Heating and cooling account for about 56 percent of the energy use in a typical U.S. home, according to the Department of Energy. Some simple ways to cut heating and cooling costs include:

--Clean or replace filters about once a month.

--Use fans during the summer to create a wind-chill effect that will make your home more comfortable. By using a ceiling fan, the thermostat setting can be raised by about 4 degrees with little or no reduction in comfort.

--Install a programmable thermostat that can adjust the temperature according to when people will be in or out of the house.

--Insulate the hot water heater and hot water pipes to prevent heat loss.

--Insulate uncooled or unheated areas of the home, such as attics and crawlspaces, to prevent the loss of cool or hot air.

--When installing windows, select windows with air leakage ratings of 0.3 cubic feet per minute or less.

--The Department of Energy suggests applying sun-control or other reflective films on south-facing windows to reduce solar gain and installing awnings on south- and west-facing windows.


Light can affect many things, such as health, safety and comfort and, of course, how well someone can see. There are ways, however, to reduce energy while maintaining good light quantity and quality.

--Consider using high-intensity discharge (also called HID) or low-pressure sodium lights.

--Use outdoor lights with a photocell unit, motion sensor or both to reduce the amount of time the light remains on.

--Take advantage of daylight by using light-colored, loose-weave curtains on windows to allow daylight to penetrate the room while preserving privacy. Also, decorate with lighter colors that can reflect daylight.

--Three-way lamps can make it easier to keep lighting levels low when brighter light is not necessary.

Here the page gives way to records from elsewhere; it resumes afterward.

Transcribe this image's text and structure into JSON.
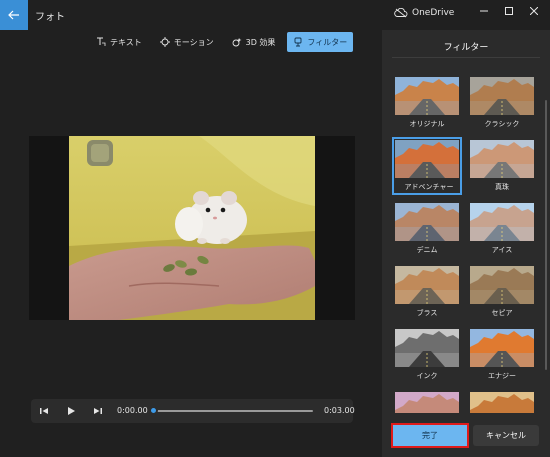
{
  "window": {
    "title": "フォト",
    "onedrive": "OneDrive"
  },
  "toolbar": {
    "items": [
      {
        "label": "テキスト",
        "icon": "text-icon"
      },
      {
        "label": "モーション",
        "icon": "motion-icon"
      },
      {
        "label": "3D 効果",
        "icon": "3d-effects-icon"
      },
      {
        "label": "フィルター",
        "icon": "filter-icon",
        "active": true
      }
    ]
  },
  "player": {
    "current_time": "0:00.00",
    "end_time": "0:03.00",
    "progress": 0
  },
  "panel": {
    "title": "フィルター",
    "filters": [
      {
        "label": "オリジナル",
        "selected": false
      },
      {
        "label": "クラシック",
        "selected": false
      },
      {
        "label": "アドベンチャー",
        "selected": true
      },
      {
        "label": "真珠",
        "selected": false
      },
      {
        "label": "デニム",
        "selected": false
      },
      {
        "label": "アイス",
        "selected": false
      },
      {
        "label": "ブラス",
        "selected": false
      },
      {
        "label": "セピア",
        "selected": false
      },
      {
        "label": "インク",
        "selected": false
      },
      {
        "label": "エナジー",
        "selected": false
      },
      {
        "label": "",
        "selected": false
      },
      {
        "label": "",
        "selected": false
      }
    ],
    "done_label": "完了",
    "cancel_label": "キャンセル"
  },
  "colors": {
    "accent": "#6cb6f0",
    "highlight_border": "#e01a1a",
    "background": "#202020",
    "panel": "#2b2b2b"
  }
}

--Use task lighting. Instead of brightly lighting an entire room, focus the light where it is needed.

--Turn off lights in any room not in use, or consider installing timers, photo cells or occupancy sensors to reduce the amount of time lights are on.

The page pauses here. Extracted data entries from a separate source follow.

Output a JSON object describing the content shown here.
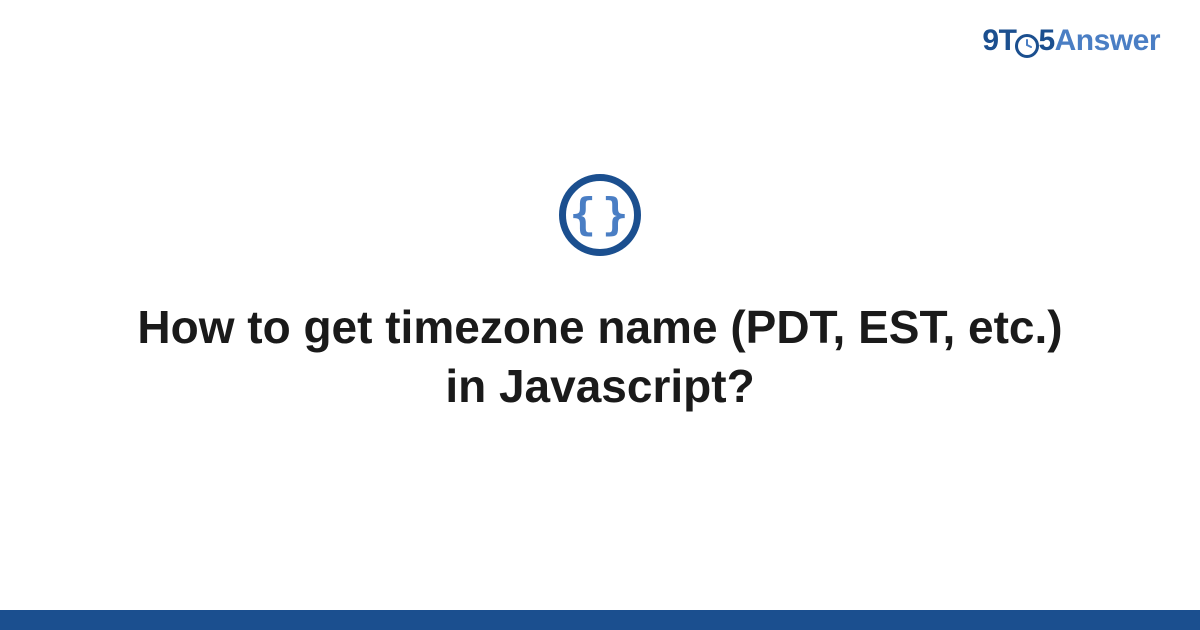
{
  "brand": {
    "part1": "9T",
    "clock_glyph": "⦿",
    "part2": "5",
    "part3": "Answer"
  },
  "category_icon": {
    "name": "code-braces",
    "glyph": "{}"
  },
  "title": "How to get timezone name (PDT, EST, etc.) in Javascript?",
  "colors": {
    "primary": "#1b4f8f",
    "secondary": "#4a7ec4"
  }
}
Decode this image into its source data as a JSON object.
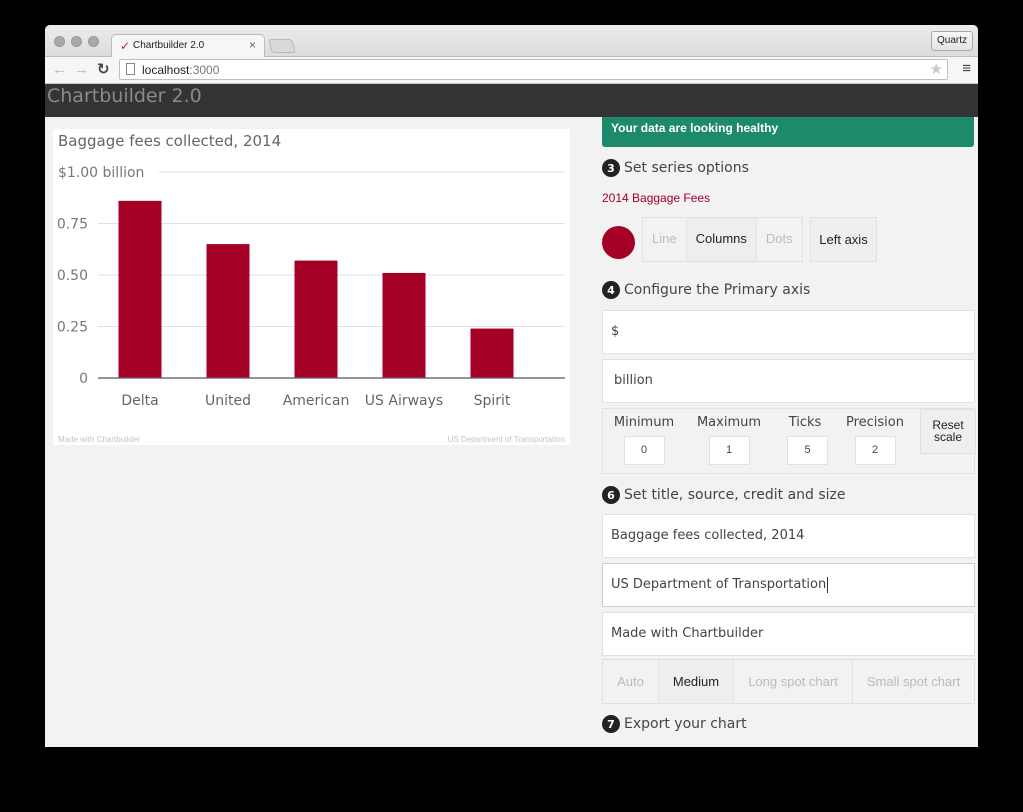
{
  "browser": {
    "tab_title": "Chartbuilder 2.0",
    "profile_button": "Quartz",
    "url_host": "localhost",
    "url_port": ":3000"
  },
  "app": {
    "title": "Chartbuilder 2.0"
  },
  "chart": {
    "title": "Baggage fees collected, 2014",
    "credit": "Made with Chartbuilder",
    "source": "US Department of Transportation"
  },
  "chart_data": {
    "type": "bar",
    "title": "Baggage fees collected, 2014",
    "categories": [
      "Delta",
      "United",
      "American",
      "US Airways",
      "Spirit"
    ],
    "series": [
      {
        "name": "2014 Baggage Fees",
        "color": "#a50026",
        "values": [
          0.86,
          0.65,
          0.57,
          0.51,
          0.24
        ]
      }
    ],
    "ylim": [
      0,
      1
    ],
    "yticks": [
      0,
      0.25,
      0.5,
      0.75,
      1
    ],
    "ytick_labels": [
      "0",
      "0.25",
      "0.50",
      "0.75",
      "$1.00 billion"
    ],
    "xlabel": "",
    "ylabel": "",
    "grid": true,
    "credit": "Made with Chartbuilder",
    "source": "US Department of Transportation"
  },
  "panel": {
    "health_message": "Your data are looking healthy",
    "step3": {
      "num": "3",
      "label": "Set series options"
    },
    "series_name": "2014 Baggage Fees",
    "series_color": "#a50026",
    "type_options": [
      "Line",
      "Columns",
      "Dots"
    ],
    "type_selected": "Columns",
    "axis_button": "Left axis",
    "step4": {
      "num": "4",
      "label": "Configure the Primary axis"
    },
    "axis_prefix": "$",
    "axis_suffix": "billion",
    "scale": {
      "min_label": "Minimum",
      "min_value": "0",
      "max_label": "Maximum",
      "max_value": "1",
      "ticks_label": "Ticks",
      "ticks_value": "5",
      "precision_label": "Precision",
      "precision_value": "2",
      "reset_label_1": "Reset",
      "reset_label_2": "scale"
    },
    "step6": {
      "num": "6",
      "label": "Set title, source, credit and size"
    },
    "title_value": "Baggage fees collected, 2014",
    "source_value": "US Department of Transportation",
    "credit_value": "Made with Chartbuilder",
    "size_options": [
      "Auto",
      "Medium",
      "Long spot chart",
      "Small spot chart"
    ],
    "size_selected": "Medium",
    "step7": {
      "num": "7",
      "label": "Export your chart"
    }
  }
}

--Installing a skylight can provide the home with daylighting and warmth. When properly selected and installed, an energy-efficient skylight can help minimize heating, cooling and lighting costs, according to the Department of Energy.


Well-designed landscaping can add beauty and reduce energy costs. On average, landscaping for energy efficiency provides enough energy savings to return an initial investment in less than eight years, according to the Department of Energy.

--Plant trees to shade the home and reduce cooling costs in the summer months.

--Planting shrubs, bushes and vines next to the house creates dead air spaces that insulate the home in both winter and summer. Plant so there will be at least one foot of space between full-grown plants and the home's wall.